Münsterberg 1924, der Kannibale Karl Denke wird verhaftet. Nach mind. 30 Morden wird der letzte Mordversuch an Vincent Oliver ihm zum Verhängnis. In seiner Zelle beginnt er sich das bevorstehende Verhör auszumalen, dabei erzählen Rückblenden von Denkes Taten. Der Film rekonstruiert die Gedankenwelt seines Protagonisten, seine Motivation und Psyche in einer unkonventionellen Erzählweise.
"Karl Denke: Der Kannibale von nebenan" ist ein bemerkenswert stiller, aber verstörend intensiver Beitrag zum deutschen True-Crime-Kino, der sich einem der rätselhaftesten Serienmörder der deutschen Geschichte widmet. Unter der Regie von Heintje Peter entsteht ein Film, der sich der Sensationslust konsequent verweigert und stattdessen einen psychologisch dichten, atmosphärisch kammerspielartigen Zugang zur Figur des Karl Denke wählt. Die Geschichte spielt fast ausschließlich im Verhörzimmer eines kleinen Polizeireviers, in dem Denke - brillant gespielt von Rolf Bach - seinem Gegenüber, dem ruhigen, aber zunehmend fassungslosen Ermittler Kommissar Grabner, verkörpert von Michael Ransburg, Rede und Antwort stehen soll.

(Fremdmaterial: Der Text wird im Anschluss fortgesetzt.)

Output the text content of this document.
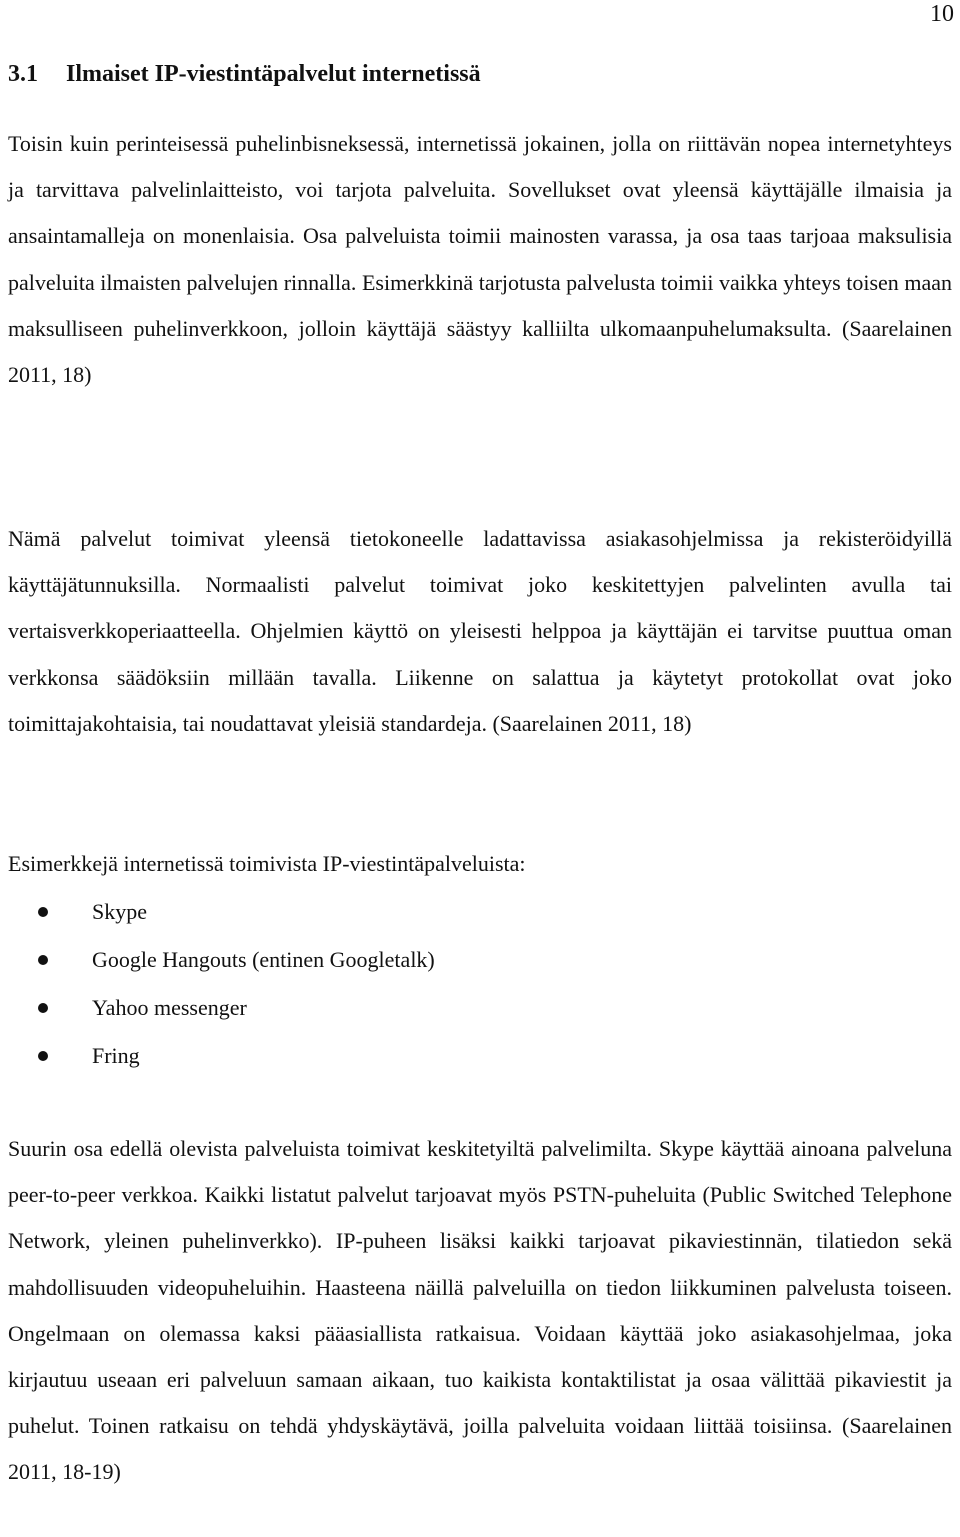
10
3.1 Ilmaiset IP-viestintäpalvelut internetissä

Toisin kuin perinteisessä puhelinbisneksessä, internetissä jokainen, jolla on riittävän nopea internetyhteys ja tarvittava palvelinlaitteisto, voi tarjota palveluita. Sovellukset ovat yleensä käyttäjälle ilmaisia ja ansaintamalleja on monenlaisia. Osa palveluista toimii mainosten varassa, ja osa taas tarjoaa maksulisia palveluita ilmaisten palvelujen rinnalla. Esimerkkinä tarjotusta palvelusta toimii vaikka yhteys toisen maan maksulliseen puhelinverkkoon, jolloin käyttäjä säästyy kalliilta ulkomaanpuhelumaksulta. (Saarelainen 2011, 18)

Nämä palvelut toimivat yleensä tietokoneelle ladattavissa asiakasohjelmissa ja rekisteröidyillä käyttäjätunnuksilla. Normaalisti palvelut toimivat joko keskitettyjen palvelinten avulla tai vertaisverkkoperiaatteella. Ohjelmien käyttö on yleisesti helppoa ja käyttäjän ei tarvitse puuttua oman verkkonsa säädöksiin millään tavalla. Liikenne on salattua ja käytetyt protokollat ovat joko toimittajakohtaisia, tai noudattavat yleisiä standardeja. (Saarelainen 2011, 18)

Esimerkkejä internetissä toimivista IP-viestintäpalveluista:

Skype
Google Hangouts (entinen Googletalk)
Yahoo messenger
Fring

Suurin osa edellä olevista palveluista toimivat keskitetyiltä palvelimilta. Skype käyttää ainoana palveluna peer-to-peer verkkoa. Kaikki listatut palvelut tarjoavat myös PSTN-puheluita (Public Switched Telephone Network, yleinen puhelinverkko). IP-puheen lisäksi kaikki tarjoavat pikaviestinnän, tilatiedon sekä mahdollisuuden videopuheluihin. Haasteena näillä palveluilla on tiedon liikkuminen palvelusta toiseen. Ongelmaan on olemassa kaksi pääasiallista ratkaisua. Voidaan käyttää joko asiakasohjelmaa, joka kirjautuu useaan eri palveluun samaan aikaan, tuo kaikista kontaktilistat ja osaa välittää pikaviestit ja puhelut. Toinen ratkaisu on tehdä yhdyskäytävä, joilla palveluita voidaan liittää toisiinsa. (Saarelainen 2011, 18-19)
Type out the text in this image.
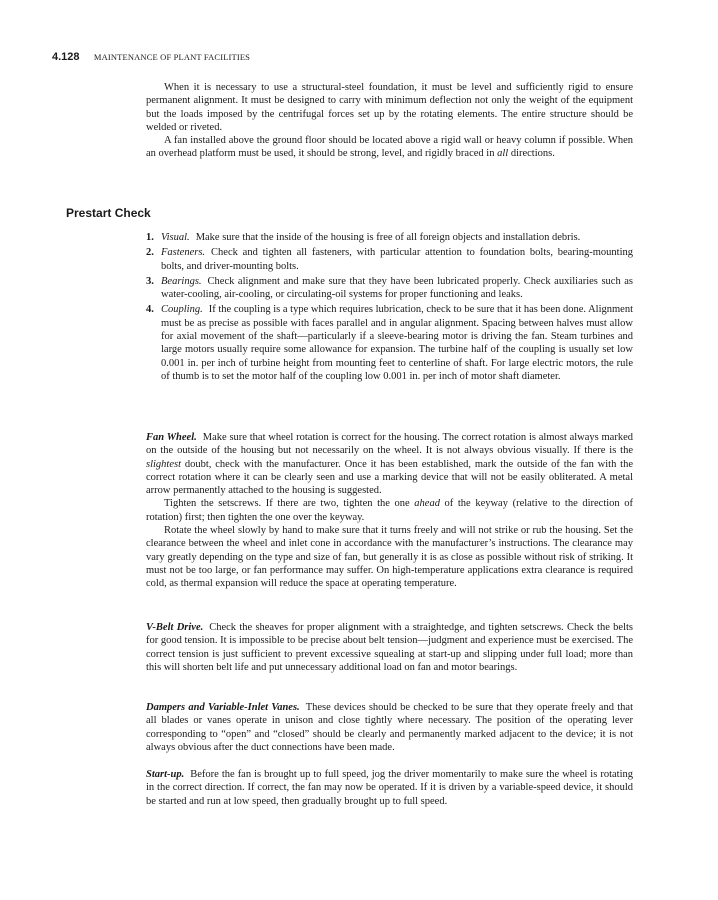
4.128 MAINTENANCE OF PLANT FACILITIES

When it is necessary to use a structural-steel foundation, it must be level and sufficiently rigid to ensure permanent alignment. It must be designed to carry with minimum deflection not only the weight of the equipment but the loads imposed by the centrifugal forces set up by the rotating elements. The entire structure should be welded or riveted.

A fan installed above the ground floor should be located above a rigid wall or heavy column if possible. When an overhead platform must be used, it should be strong, level, and rigidly braced in all directions.

Prestart Check
1. Visual. Make sure that the inside of the housing is free of all foreign objects and installation debris.
2. Fasteners. Check and tighten all fasteners, with particular attention to foundation bolts, bearing-mounting bolts, and driver-mounting bolts.
3. Bearings. Check alignment and make sure that they have been lubricated properly. Check auxiliaries such as water-cooling, air-cooling, or circulating-oil systems for proper functioning and leaks.
4. Coupling. If the coupling is a type which requires lubrication, check to be sure that it has been done. Alignment must be as precise as possible with faces parallel and in angular alignment. Spacing between halves must allow for axial movement of the shaft—particularly if a sleeve-bearing motor is driving the fan. Steam turbines and large motors usually require some allowance for expansion. The turbine half of the coupling is usually set low 0.001 in. per inch of turbine height from mounting feet to centerline of shaft. For large electric motors, the rule of thumb is to set the motor half of the coupling low 0.001 in. per inch of motor shaft diameter.

Fan Wheel. Make sure that wheel rotation is correct for the housing. The correct rotation is almost always marked on the outside of the housing but not necessarily on the wheel. It is not always obvious visually. If there is the slightest doubt, check with the manufacturer. Once it has been established, mark the outside of the fan with the correct rotation where it can be clearly seen and use a marking device that will not be easily obliterated. A metal arrow permanently attached to the housing is suggested.

Tighten the setscrews. If there are two, tighten the one ahead of the keyway (relative to the direction of rotation) first; then tighten the one over the keyway.

Rotate the wheel slowly by hand to make sure that it turns freely and will not strike or rub the housing. Set the clearance between the wheel and inlet cone in accordance with the manufacturer’s instructions. The clearance may vary greatly depending on the type and size of fan, but generally it is as close as possible without risk of striking. It must not be too large, or fan performance may suffer. On high-temperature applications extra clearance is required cold, as thermal expansion will reduce the space at operating temperature.

V-Belt Drive. Check the sheaves for proper alignment with a straightedge, and tighten setscrews. Check the belts for good tension. It is impossible to be precise about belt tension—judgment and experience must be exercised. The correct tension is just sufficient to prevent excessive squealing at start-up and slipping under full load; more than this will shorten belt life and put unnecessary additional load on fan and motor bearings.

Dampers and Variable-Inlet Vanes. These devices should be checked to be sure that they operate freely and that all blades or vanes operate in unison and close tightly where necessary. The position of the operating lever corresponding to “open” and “closed” should be clearly and permanently marked adjacent to the device; it is not always obvious after the duct connections have been made.

Start-up. Before the fan is brought up to full speed, jog the driver momentarily to make sure the wheel is rotating in the correct direction. If correct, the fan may now be operated. If it is driven by a variable-speed device, it should be started and run at low speed, then gradually brought up to full speed.
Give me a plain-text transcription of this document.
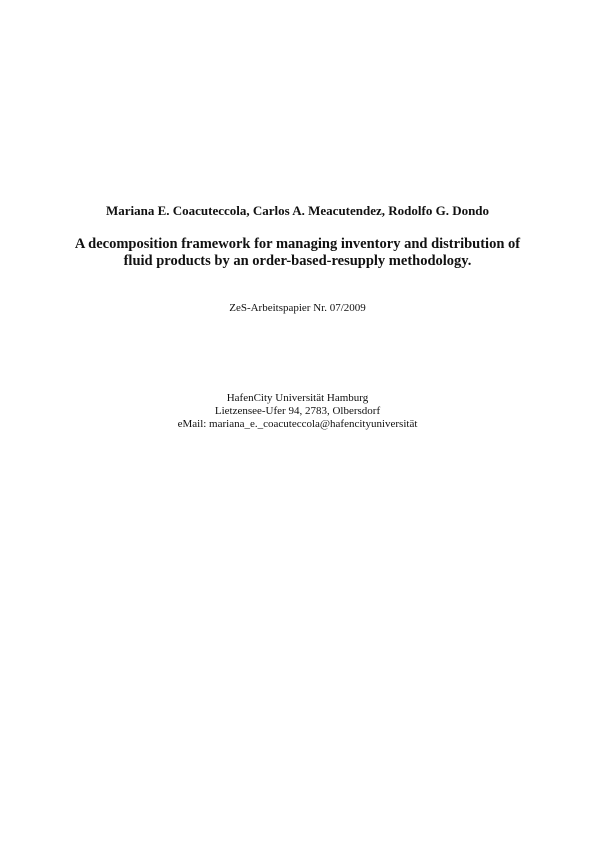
Mariana E. Coacuteccola, Carlos A. Meacutendez, Rodolfo G. Dondo
A decomposition framework for managing inventory and distribution of
fluid products by an order-based-resupply methodology.
ZeS-Arbeitspapier Nr. 07/2009
HafenCity Universität Hamburg
Lietzensee-Ufer 94, 2783, Olbersdorf
eMail: mariana_e._coacuteccola@hafencityuniversität
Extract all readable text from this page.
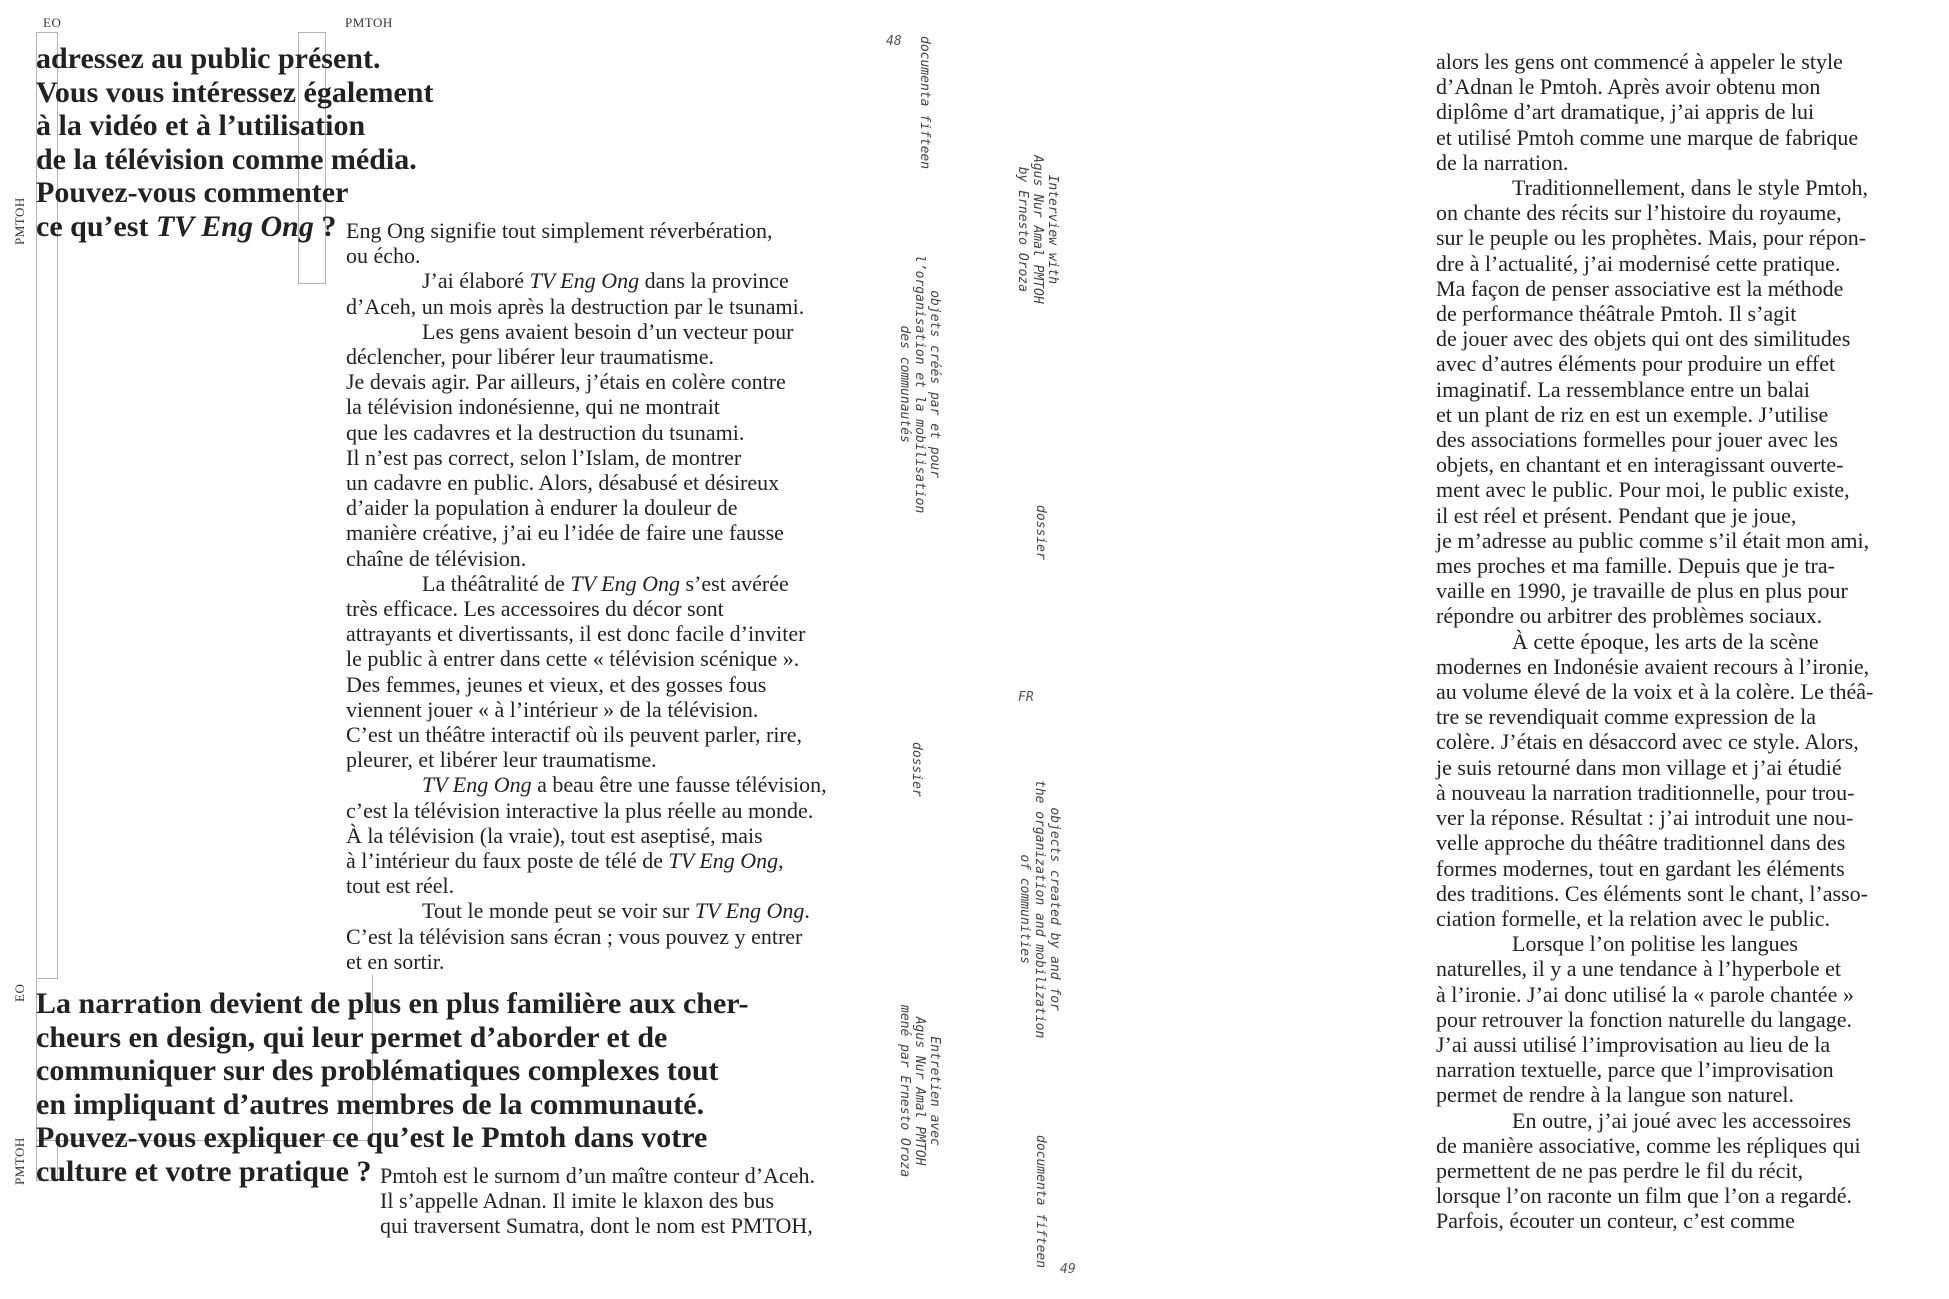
EO	PMTOH
PMTOH
EO
PMTOH
adressez au public présent.
Vous vous intéressez également
à la vidéo et à l’utilisation
de la télévision comme média.
Pouvez-vous commenter
ce qu’est TV Eng Ong ? Eng Ong signifie tout simplement réverbération,
ou écho.
J’ai élaboré TV Eng Ong dans la province
d’Aceh, un mois après la destruction par le tsunami.
Les gens avaient besoin d’un vecteur pour
déclencher, pour libérer leur traumatisme.
Je devais agir. Par ailleurs, j’étais en colère contre
la télévision indonésienne, qui ne montrait
que les cadavres et la destruction du tsunami.
Il n’est pas correct, selon l’Islam, de montrer
un cadavre en public. Alors, désabusé et désireux
d’aider la population à endurer la douleur de
manière créative, j’ai eu l’idée de faire une fausse
chaîne de télévision.
La théâtralité de TV Eng Ong s’est avérée
très efficace. Les accessoires du décor sont
attrayants et divertissants, il est donc facile d’inviter
le public à entrer dans cette « télévision scénique ».
Des femmes, jeunes et vieux, et des gosses fous
viennent jouer « à l’intérieur » de la télévision.
C’est un théâtre interactif où ils peuvent parler, rire,
pleurer, et libérer leur traumatisme.
TV Eng Ong a beau être une fausse télévision,
c’est la télévision interactive la plus réelle au monde.
À la télévision (la vraie), tout est aseptisé, mais
à l’intérieur du faux poste de télé de TV Eng Ong,
tout est réel.
Tout le monde peut se voir sur TV Eng Ong.
C’est la télévision sans écran ; vous pouvez y entrer
et en sortir.
La narration devient de plus en plus familière aux cher-
cheurs en design, qui leur permet d’aborder et de
communiquer sur des problématiques complexes tout
en impliquant d’autres membres de la communauté.
Pouvez-vous expliquer ce qu’est le Pmtoh dans votre
culture et votre pratique ? Pmtoh est le surnom d’un maître conteur d’Aceh.
Il s’appelle Adnan. Il imite le klaxon des bus
qui traversent Sumatra, dont le nom est PMTOH,
48
49
documenta fifteen
objets créés par et pour
l’organisation et la mobilisation
des communautés
dossier
Entretien avec
Agus Nur Amal PMTOH
mené par Ernesto Oroza
Interview with
Agus Nur Amal PMTOH
by Ernesto Oroza
dossier
FR
objects created by and for
the organization and mobilization
of communities
documenta fifteen
alors les gens ont commencé à appeler le style
d’Adnan le Pmtoh. Après avoir obtenu mon
diplôme d’art dramatique, j’ai appris de lui
et utilisé Pmtoh comme une marque de fabrique
de la narration.
Traditionnellement, dans le style Pmtoh,
on chante des récits sur l’histoire du royaume,
sur le peuple ou les prophètes. Mais, pour répon-
dre à l’actualité, j’ai modernisé cette pratique.
Ma façon de penser associative est la méthode
de performance théâtrale Pmtoh. Il s’agit
de jouer avec des objets qui ont des similitudes
avec d’autres éléments pour produire un effet
imaginatif. La ressemblance entre un balai
et un plant de riz en est un exemple. J’utilise
des associations formelles pour jouer avec les
objets, en chantant et en interagissant ouverte-
ment avec le public. Pour moi, le public existe,
il est réel et présent. Pendant que je joue,
je m’adresse au public comme s’il était mon ami,
mes proches et ma famille. Depuis que je tra-
vaille en 1990, je travaille de plus en plus pour
répondre ou arbitrer des problèmes sociaux.
À cette époque, les arts de la scène
modernes en Indonésie avaient recours à l’ironie,
au volume élevé de la voix et à la colère. Le théâ-
tre se revendiquait comme expression de la
colère. J’étais en désaccord avec ce style. Alors,
je suis retourné dans mon village et j’ai étudié
à nouveau la narration traditionnelle, pour trou-
ver la réponse. Résultat : j’ai introduit une nou-
velle approche du théâtre traditionnel dans des
formes modernes, tout en gardant les éléments
des traditions. Ces éléments sont le chant, l’asso-
ciation formelle, et la relation avec le public.
Lorsque l’on politise les langues
naturelles, il y a une tendance à l’hyperbole et
à l’ironie. J’ai donc utilisé la « parole chantée »
pour retrouver la fonction naturelle du langage.
J’ai aussi utilisé l’improvisation au lieu de la
narration textuelle, parce que l’improvisation
permet de rendre à la langue son naturel.
En outre, j’ai joué avec les accessoires
de manière associative, comme les répliques qui
permettent de ne pas perdre le fil du récit,
lorsque l’on raconte un film que l’on a regardé.
Parfois, écouter un conteur, c’est comme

Diese Beschränkung auf Raum und Zeit gibt dem Film eine fast theatrale Strenge, erlaubt aber zugleich eine enorme Verdichtung der psychologischen Dynamik. Die Gespräche zwischen Täter und Ermittler entfalten sich langsam, aber unnachgiebig, dabei nie effekthascherisch oder moralisierend. Vielmehr liegt der Schrecken in der Banalität: Denke wirkt wie ein stiller, verschrobener Mann, höflich, beinahe freundlich – und gerade diese Normalität macht die Abgründe seiner Taten umso erschreckender. Der Film zeichnet sein Psychogramm mit leisen Tönen, durch Blicke, Pausen und die schwer erträgliche Stille, die sich zwischen den Dialogzeilen aufbaut. Die Kameraarbeit ist zurückhaltend, aber präzise: statische Einstellungen, leichtes Flackern des Lichts, subtile Details wie ein tropfender Wasserhahn oder das langsame Beschlagen eines Fensters erzeugen eine zunehmende Klaustrophobie, ohne dass der Film jemals auf Horror-Elemente im klassischen Sinn zurückgreift.
Auch die Ausstattung überzeugt - alles wirkt detailgetreu, aber nie museal. Der Film wurde teilweise im oberen Vogtland gedreht, was durch die geerdete, leicht verwitterte Kulisse eine zusätzliche Authentizität erhält. Besonders beeindruckend ist die Leistung von Rolf Bach, der es schafft, Denke weder zum Monster noch zum bloßen Opfer seiner Zeit zu stilisieren. Seine Darstellung lässt Raum für Irritation, Zweifel und auch für Verstörung – genau das, was ein Film über eine solche Figur leisten muss. "Karl Denke: Der Kannibale von nebenan" ist ein stilles, aber nachhaltiges Werk, das sich dem Grauen mit Respekt und psychologischer Tiefe nähert. Kein Film für einen unterhaltsamen Abend - aber einer, der lange nachwirkt. Wer sich für die dunklen Seiten der menschlichen Natur interessiert und den Mut hat, sich mit ihr in aller Nüchternheit auseinanderzusetzen, findet hier ein bemerkenswert konsequent erzähltes Kammerspiel - eindringlich, unbequem und erschütternd real.